We perform Qualitative and market Intelligence analysis using various approaches, such as SWOT and Conjoint Analysis. In the SWOT analysis, strengths, weaknesses, opportunities, and threats in terms of disease diagnosis, patient awareness, patient burden, competitive landscape, cost-effectiveness, and geographical accessibility of therapies are provided. These pointers are based on the Analyst's discretion and assessment of the patient burden, cost analysis, and existing and evolving treatment landscape.
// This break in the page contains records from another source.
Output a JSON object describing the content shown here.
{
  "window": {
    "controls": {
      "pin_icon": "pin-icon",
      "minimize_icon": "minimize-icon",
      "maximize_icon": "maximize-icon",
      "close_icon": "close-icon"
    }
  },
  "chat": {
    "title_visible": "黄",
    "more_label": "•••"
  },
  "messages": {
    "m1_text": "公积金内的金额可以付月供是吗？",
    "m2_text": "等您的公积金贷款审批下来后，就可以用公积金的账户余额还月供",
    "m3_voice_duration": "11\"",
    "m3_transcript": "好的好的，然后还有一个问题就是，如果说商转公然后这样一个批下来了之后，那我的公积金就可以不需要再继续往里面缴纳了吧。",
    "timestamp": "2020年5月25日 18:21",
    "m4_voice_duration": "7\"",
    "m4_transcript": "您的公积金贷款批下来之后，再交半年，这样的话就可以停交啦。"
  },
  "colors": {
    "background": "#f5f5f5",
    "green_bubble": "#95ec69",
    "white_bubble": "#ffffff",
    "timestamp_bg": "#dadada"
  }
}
Conjoint Analysis analyzes multiple emerging therapies based on relevant attributes such as safety, efficacy, frequency of administration, route of administration, and order of entry. Scoring is given based on these parameters to analyze the effectiveness of therapy.
The therapies' safety is evaluated wherein the acceptability, tolerability, and adverse events are majorly observed. It sets a clear understanding of the side effects posed by the drug in the trials. In addition, the scoring is also based on the route of administration, order of entry and designation, probability of success, and the addressable patient pool for each therapy. According to these parameters, the final weightage score and the ranking of the emerging therapies are decided.
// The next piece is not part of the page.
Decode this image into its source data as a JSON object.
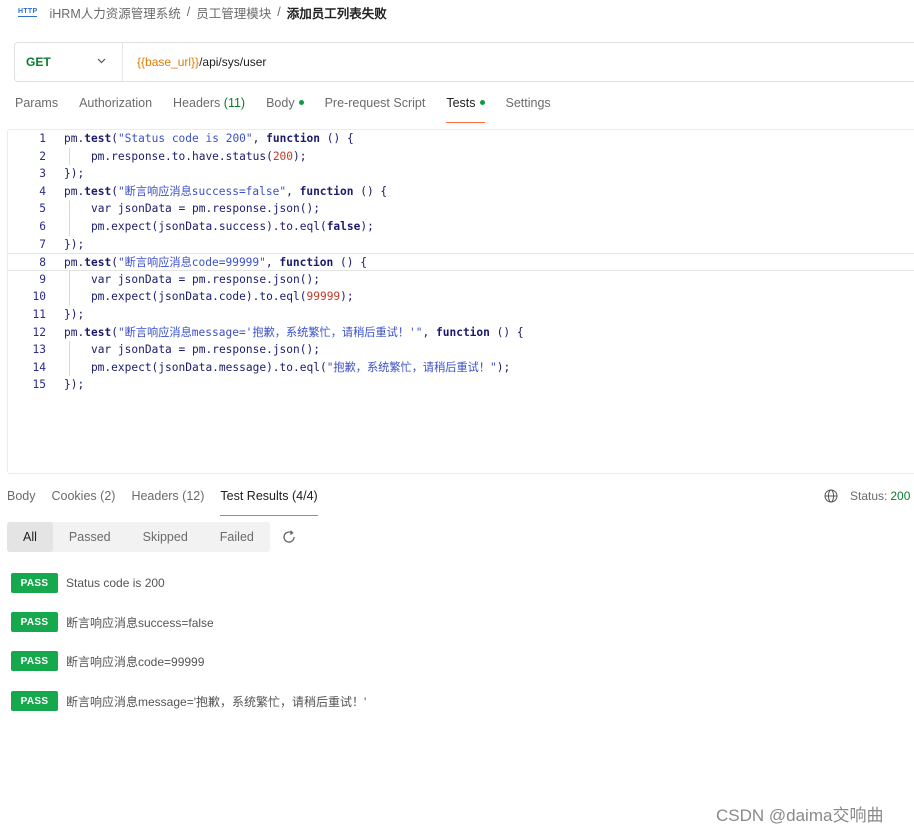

Reimbursement of rare disease therapies can be limited due to lack of supporting policies and funding, challenges of high prices, lack of specific approaches to evaluating rare disease drugs given limited evidence, and payers' concerns about budget impact. The high cost of rare disease drugs usually has a limited effect on the budget due to the small number of eligible patients being prescribed the drug. The US FDA has approved several rare disease therapies in recent years. From a patient perspective, health insurance and payer coverage guidelines surrounding rare disease treatments restrict broad access to these treatments, leaving only a small number of patients who can bypass insurance and pay for products independently.
The report provides detailed insights on the country-wise accessibility and reimbursement scenarios, cost-effectiveness scenarios, programs making accessibility easier and out-of-pocket costs more affordable, insights on patients insured under federal or state government prescription drug programs, etc.